Cette unité-là se fera lorsque tout le monde comprendra que l'Amour est au-dessus de tout et qu'on laissera le Saint-Esprit faire son travail de Saint-Esprit. L'Église Celtique est la seule Église de foi et de pratique ortohodoxes qui reconnaisse les sacrements de toutes les autres Églises orthodoxes, sans distinction de nationalité ou de calendrier. Elle se sent en communion avec toutes ces Églises, même si la réciproque n'est pas vraie.
Dans sa position cela peut paraître facile, c'est évident, mais si cela était si facile bien plus le feraient et le témoignage des chrétiens deviendrait une source de réconcilitation pour les peuples du monde entier, ce que Jésus-Christ demande à l'Église par ailleurs.
Par contre, l'Église Orthodoxe Celtique se distancie de toutes les formes qui ont l'apparence de l'orthodoxie mais qui n'en ont pas la foi, en particulier de ceux qui créent des synodes sans fidèles, de ceux qui vendent les sacrements, de ceux qui ont une confession double, qui ordonnent des femmes, qui veulent à tout prix créer des unions de petites Églises pour faire nombre, qui font des schismes, qui lancent des polémiques ou des anathèmes contre l'Église de Rome ou toute autre Église pour des raisons de politique : l'orthodoxie ne se définissant pas par une apparence ou un anathème.
Elle n'acceptera jamais les condamnations de gens superficiels, qui la taxent arbitrairement de monophysitisme.
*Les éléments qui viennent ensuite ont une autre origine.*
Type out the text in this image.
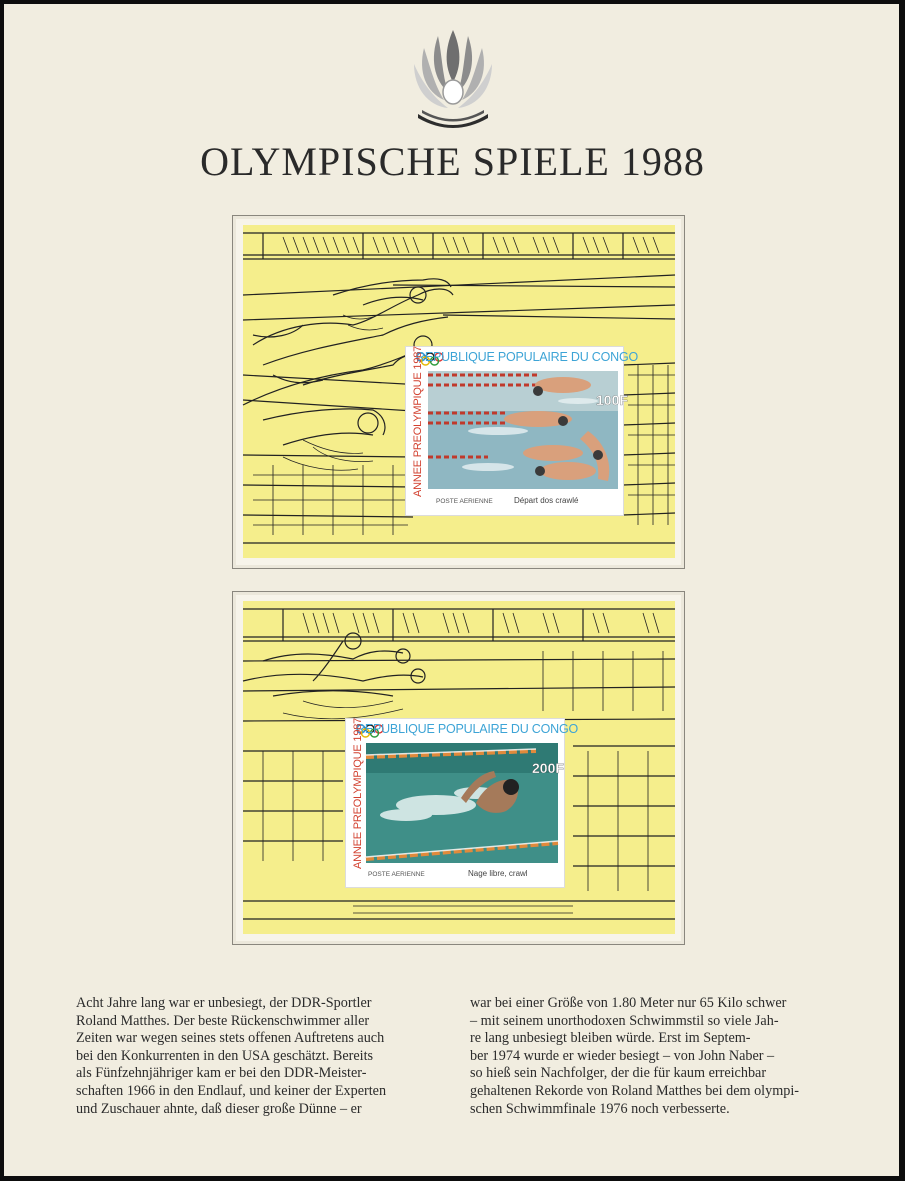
OLYMPISCHE SPIELE 1988
REPUBLIQUE POPULAIRE DU CONGO
ANNEE PREOLYMPIQUE 1987	100F
POSTE AERIENNE	Départ dos crawlé
REPUBLIQUE POPULAIRE DU CONGO
ANNEE PREOLYMPIQUE 1987	200F
POSTE AERIENNE	Nage libre, crawl
Acht Jahre lang war er unbesiegt, der DDR-Sportler
Roland Matthes. Der beste Rückenschwimmer aller
Zeiten war wegen seines stets offenen Auftretens auch
bei den Konkurrenten in den USA geschätzt. Bereits
als Fünfzehnjähriger kam er bei den DDR-Meister-
schaften 1966 in den Endlauf, und keiner der Experten
und Zuschauer ahnte, daß dieser große Dünne – er
war bei einer Größe von 1.80 Meter nur 65 Kilo schwer
– mit seinem unorthodoxen Schwimmstil so viele Jah-
re lang unbesiegt bleiben würde. Erst im Septem-
ber 1974 wurde er wieder besiegt – von John Naber –
so hieß sein Nachfolger, der die für kaum erreichbar
gehaltenen Rekorde von Roland Matthes bei dem olympi-
schen Schwimmfinale 1976 noch verbesserte.
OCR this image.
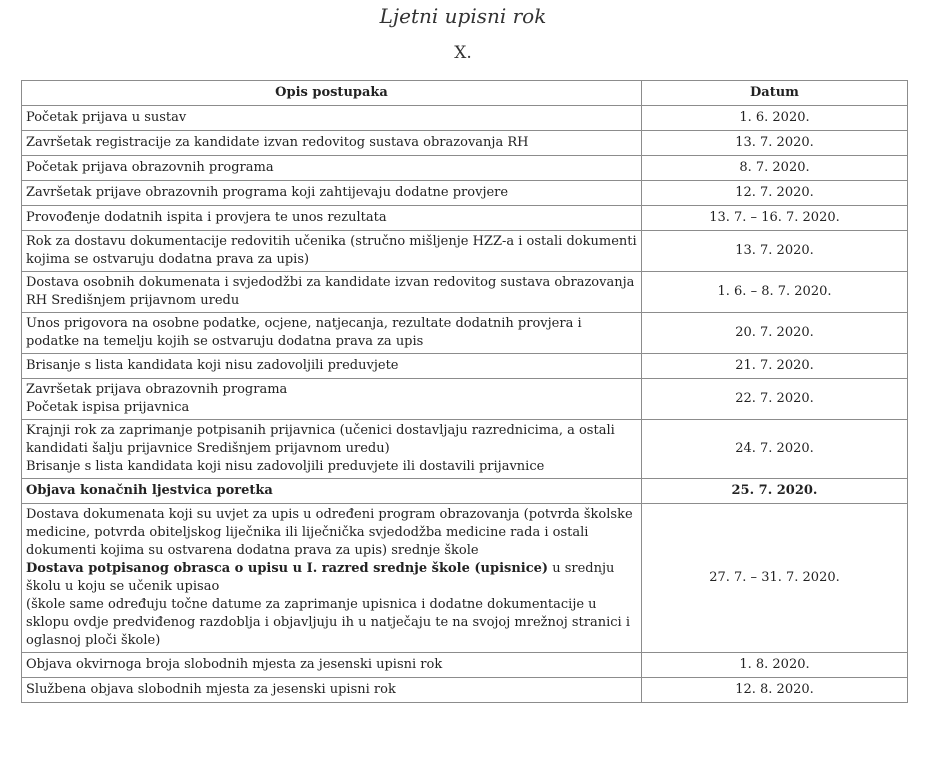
Ljetni upisni rok
X.
Opis postupaka	Datum
Početak prijava u sustav	1. 6. 2020.
Završetak registracije za kandidate izvan redovitog sustava obrazovanja RH	13. 7. 2020.
Početak prijava obrazovnih programa	8. 7. 2020.
Završetak prijave obrazovnih programa koji zahtijevaju dodatne provjere	12. 7. 2020.
Provođenje dodatnih ispita i provjera te unos rezultata	13. 7. – 16. 7. 2020.
Rok za dostavu dokumentacije redovitih učenika (stručno mišljenje HZZ-a i ostali dokumenti kojima se ostvaruju dodatna prava za upis)	13. 7. 2020.
Dostava osobnih dokumenata i svjedodžbi za kandidate izvan redovitog sustava obrazovanja RH Središnjem prijavnom uredu	1. 6. – 8. 7. 2020.
Unos prigovora na osobne podatke, ocjene, natjecanja, rezultate dodatnih provjera i podatke na temelju kojih se ostvaruju dodatna prava za upis	20. 7. 2020.
Brisanje s lista kandidata koji nisu zadovoljili preduvjete	21. 7. 2020.

Završetak prijava obrazovnih programa
Početak ispisa prijavnica	22. 7. 2020.

Krajnji rok za zaprimanje potpisanih prijavnica (učenici dostavljaju razrednicima, a ostali kandidati šalju prijavnice Središnjem prijavnom uredu)
Brisanje s lista kandidata koji nisu zadovoljili preduvjete ili dostavili prijavnice	24. 7. 2020.
Objava konačnih ljestvica poretka	25. 7. 2020.

Dostava dokumenata koji su uvjet za upis u određeni program obrazovanja (potvrda školske medicine, potvrda obiteljskog liječnika ili liječnička svjedodžba medicine rada i ostali dokumenti kojima su ostvarena dodatna prava za upis) srednje škole
Dostava potpisanog obrasca o upisu u I. razred srednje škole (upisnice) u srednju školu u koju se učenik upisao
(škole same određuju točne datume za zaprimanje upisnica i dodatne dokumentacije u sklopu ovdje predviđenog razdoblja i objavljuju ih u natječaju te na svojoj mrežnoj stranici i oglasnoj ploči škole)	27. 7. – 31. 7. 2020.
Objava okvirnoga broja slobodnih mjesta za jesenski upisni rok	1. 8. 2020.
Službena objava slobodnih mjesta za jesenski upisni rok	12. 8. 2020.
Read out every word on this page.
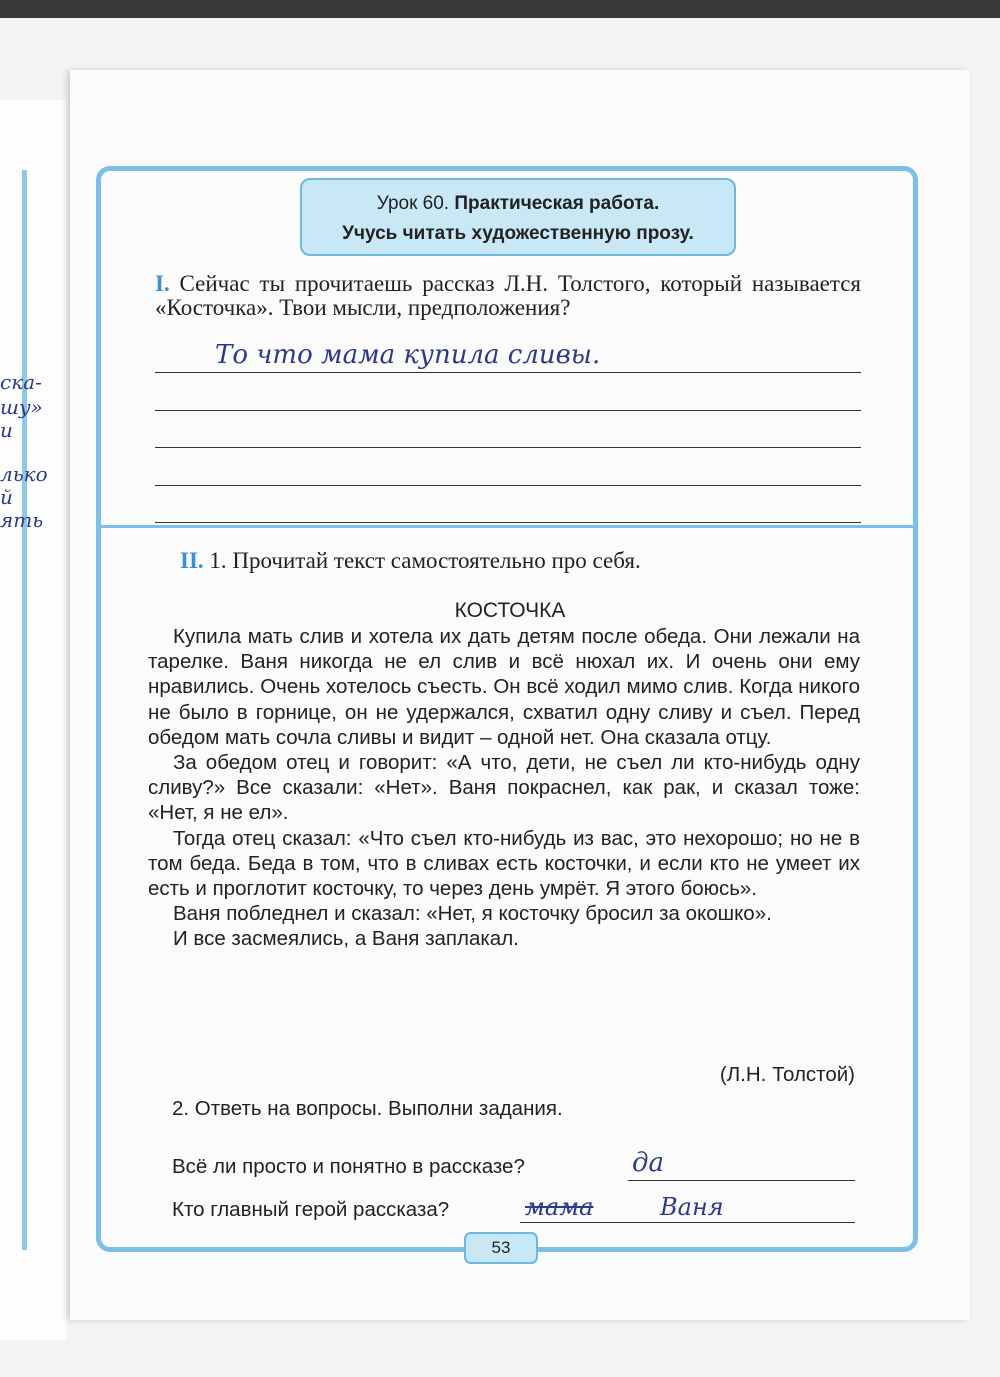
ска-
шу»
и
лько
й
ять
Урок 60. Практическая работа.
Учусь читать художественную прозу.
I. Сейчас ты прочитаешь рассказ Л.Н. Толстого, который называется «Косточка». Твои мысли, предположения?
То что мама купила сливы.
II. 1. Прочитай текст самостоятельно про себя.
КОСТОЧКА

Купила мать слив и хотела их дать детям после обеда. Они лежали на тарелке. Ваня никогда не ел слив и всё нюхал их. И очень они ему нравились. Очень хотелось съесть. Он всё ходил мимо слив. Когда никого не было в горнице, он не удержался, схватил одну сливу и съел. Перед обедом мать сочла сливы и видит – одной нет. Она сказала отцу.

За обедом отец и говорит: «А что, дети, не съел ли кто-нибудь одну сливу?» Все сказали: «Нет». Ваня покраснел, как рак, и сказал тоже: «Нет, я не ел».

Тогда отец сказал: «Что съел кто-нибудь из вас, это нехорошо; но не в том беда. Беда в том, что в сливах есть косточки, и если кто не умеет их есть и проглотит косточку, то через день умрёт. Я этого боюсь».

Ваня побледнел и сказал: «Нет, я косточку бросил за окошко».

И все засмеялись, а Ваня заплакал.

(Л.Н. Толстой)
2. Ответь на вопросы. Выполни задания.
Всё ли просто и понятно в рассказе?	да
Кто главный герой рассказа?	мама	Ваня
53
Alors qu'elle a parfaitement conscience de la pureté de sa foi, confessée sans adjonction ni retranchement, et même si les conciles explicitement confessés sont trois, elle n'en pratique pas moins une Christologie saine et sans erreur.
Bien entendu l'Église locale n'est locale que localement, c'est-à-dire sur la terre où Dieu l'a voulue et implantée. C'est justement par ce qu'une Église est locale que sa foi peut être réellement catholique, et par ce qu'elle est catholique qu'elle ne peut être que locale. L'Église locale et catholique est étrangère aux ambitions géopolitiques, par définition et par vocation. Ce fut l'état d'esprit de nos pères des chrétientés celtiques, souvent en porte-à-faux avec les hiérarchies officielles, mais dont l'histoire et les hommes ont commémoré le nom vénérable au cours des siècles, alors que ceux de leurs persécuteurs se sont éteints en même temps que leur vie bassement terrestre.
Dans le monde, personne n'est édifié par les agissements officiels des hiérarchies orthodoxes partout où elles s'expriment avec cette hauteur qui laisse dans la bouche un goût amer qui n'est pas celui de l'Évangile de Jésus-Christ. Le scandale est permanent, on le dénonce mais on continue à l'alimenter. Cependant cela ne n'empêchera jamais ceux qui le désirent de garder la paix du coeur et de rester ce qu'ils veulent être: des chrétiens fidèles et témoignant de la Vérité du message d'Amour de Jésus-Christ.
Telle est la mission de l'Église locale.